Although Artificial intelligence is set to transform the enterprise landscape in the coming decades, many organizations still struggle to get their AI initiatives past the early stages.
As per many industry experts, artificial intelligence (AI) is a must-have technology that can empower organizations to become agile and innovate at a rapid scale. In the past few years, many enterprises increased their AI budget, and others are increasingly jumping on the bandwagon, so as to not get left behind in the AI race. As per IDC’s World Artificial Intelligence Spending Guide, the global spending on AI projects will increase from US $50 billion in 2020 to US $110 billion in 2024. However, many enterprises are still struggling to get their AI projects up and running.
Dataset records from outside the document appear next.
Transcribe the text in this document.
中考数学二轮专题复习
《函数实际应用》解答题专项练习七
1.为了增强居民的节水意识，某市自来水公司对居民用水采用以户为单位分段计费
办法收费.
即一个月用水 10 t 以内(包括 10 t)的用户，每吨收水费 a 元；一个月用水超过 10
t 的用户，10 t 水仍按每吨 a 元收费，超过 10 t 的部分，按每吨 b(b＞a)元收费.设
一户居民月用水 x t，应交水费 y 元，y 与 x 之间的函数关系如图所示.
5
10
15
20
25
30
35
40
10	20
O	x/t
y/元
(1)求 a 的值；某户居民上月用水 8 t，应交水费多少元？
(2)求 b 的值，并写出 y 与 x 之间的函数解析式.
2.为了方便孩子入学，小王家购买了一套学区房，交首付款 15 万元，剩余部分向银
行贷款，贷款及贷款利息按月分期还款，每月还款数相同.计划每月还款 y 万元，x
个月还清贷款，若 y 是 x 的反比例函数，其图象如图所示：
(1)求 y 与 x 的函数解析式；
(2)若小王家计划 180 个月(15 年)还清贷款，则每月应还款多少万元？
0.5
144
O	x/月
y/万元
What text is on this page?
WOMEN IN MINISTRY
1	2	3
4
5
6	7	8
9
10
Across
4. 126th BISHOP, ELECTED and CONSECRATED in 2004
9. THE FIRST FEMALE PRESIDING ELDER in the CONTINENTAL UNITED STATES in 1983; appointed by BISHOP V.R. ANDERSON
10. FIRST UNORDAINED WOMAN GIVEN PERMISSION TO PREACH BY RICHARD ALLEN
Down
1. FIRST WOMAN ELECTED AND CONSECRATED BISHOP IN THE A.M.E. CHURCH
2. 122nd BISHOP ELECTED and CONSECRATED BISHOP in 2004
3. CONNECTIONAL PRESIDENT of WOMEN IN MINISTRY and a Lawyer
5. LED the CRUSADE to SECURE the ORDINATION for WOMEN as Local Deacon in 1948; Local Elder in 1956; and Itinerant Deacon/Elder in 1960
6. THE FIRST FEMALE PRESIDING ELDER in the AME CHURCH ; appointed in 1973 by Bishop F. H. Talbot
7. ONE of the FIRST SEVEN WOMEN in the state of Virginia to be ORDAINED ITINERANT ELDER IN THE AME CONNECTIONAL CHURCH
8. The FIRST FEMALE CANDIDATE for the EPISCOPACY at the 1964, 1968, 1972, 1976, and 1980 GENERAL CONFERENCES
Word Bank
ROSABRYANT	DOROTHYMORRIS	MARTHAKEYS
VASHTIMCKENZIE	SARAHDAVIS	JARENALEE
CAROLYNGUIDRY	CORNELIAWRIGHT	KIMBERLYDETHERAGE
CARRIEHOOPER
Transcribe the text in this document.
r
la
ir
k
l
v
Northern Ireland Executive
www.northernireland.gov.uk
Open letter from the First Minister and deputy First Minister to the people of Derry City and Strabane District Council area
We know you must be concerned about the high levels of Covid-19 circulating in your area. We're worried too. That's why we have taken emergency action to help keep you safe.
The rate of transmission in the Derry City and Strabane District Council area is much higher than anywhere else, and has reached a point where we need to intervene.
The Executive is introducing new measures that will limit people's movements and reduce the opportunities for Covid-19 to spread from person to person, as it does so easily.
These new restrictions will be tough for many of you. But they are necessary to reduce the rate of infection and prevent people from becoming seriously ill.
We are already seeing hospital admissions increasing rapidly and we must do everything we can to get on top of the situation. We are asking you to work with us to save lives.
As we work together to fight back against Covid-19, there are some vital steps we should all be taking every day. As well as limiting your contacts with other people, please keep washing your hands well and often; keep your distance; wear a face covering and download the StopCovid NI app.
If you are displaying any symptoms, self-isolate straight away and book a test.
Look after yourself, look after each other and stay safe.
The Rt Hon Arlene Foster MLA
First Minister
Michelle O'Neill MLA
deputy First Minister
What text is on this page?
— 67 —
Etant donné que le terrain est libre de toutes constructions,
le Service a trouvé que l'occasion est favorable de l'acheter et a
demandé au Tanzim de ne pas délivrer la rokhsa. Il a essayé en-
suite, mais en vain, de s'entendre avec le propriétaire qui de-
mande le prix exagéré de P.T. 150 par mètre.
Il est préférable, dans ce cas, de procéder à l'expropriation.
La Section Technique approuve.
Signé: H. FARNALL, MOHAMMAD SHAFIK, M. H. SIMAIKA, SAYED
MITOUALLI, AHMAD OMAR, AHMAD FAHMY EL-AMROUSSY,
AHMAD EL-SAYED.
According to Gartner’s 2020 “How to Staff Your AI Team” research report, 50% of AI initiatives struggle to get past the proof-of-concept stage and be implemented at scale. Even though there are many factors in play, such as overhyped expectations, lack of vision and inadequate data infrastructure in place, not having skilled professionals top the list. While AI teams may have the necessary tools and technologies in place, many of them lack key capabilities like mining for the correct use cases and optimizing decision-making that successfully drives the success of projects. Thus, CIOs should reassess the capabilities of their AI staff and take steps that can help them drive the success of their AI projects.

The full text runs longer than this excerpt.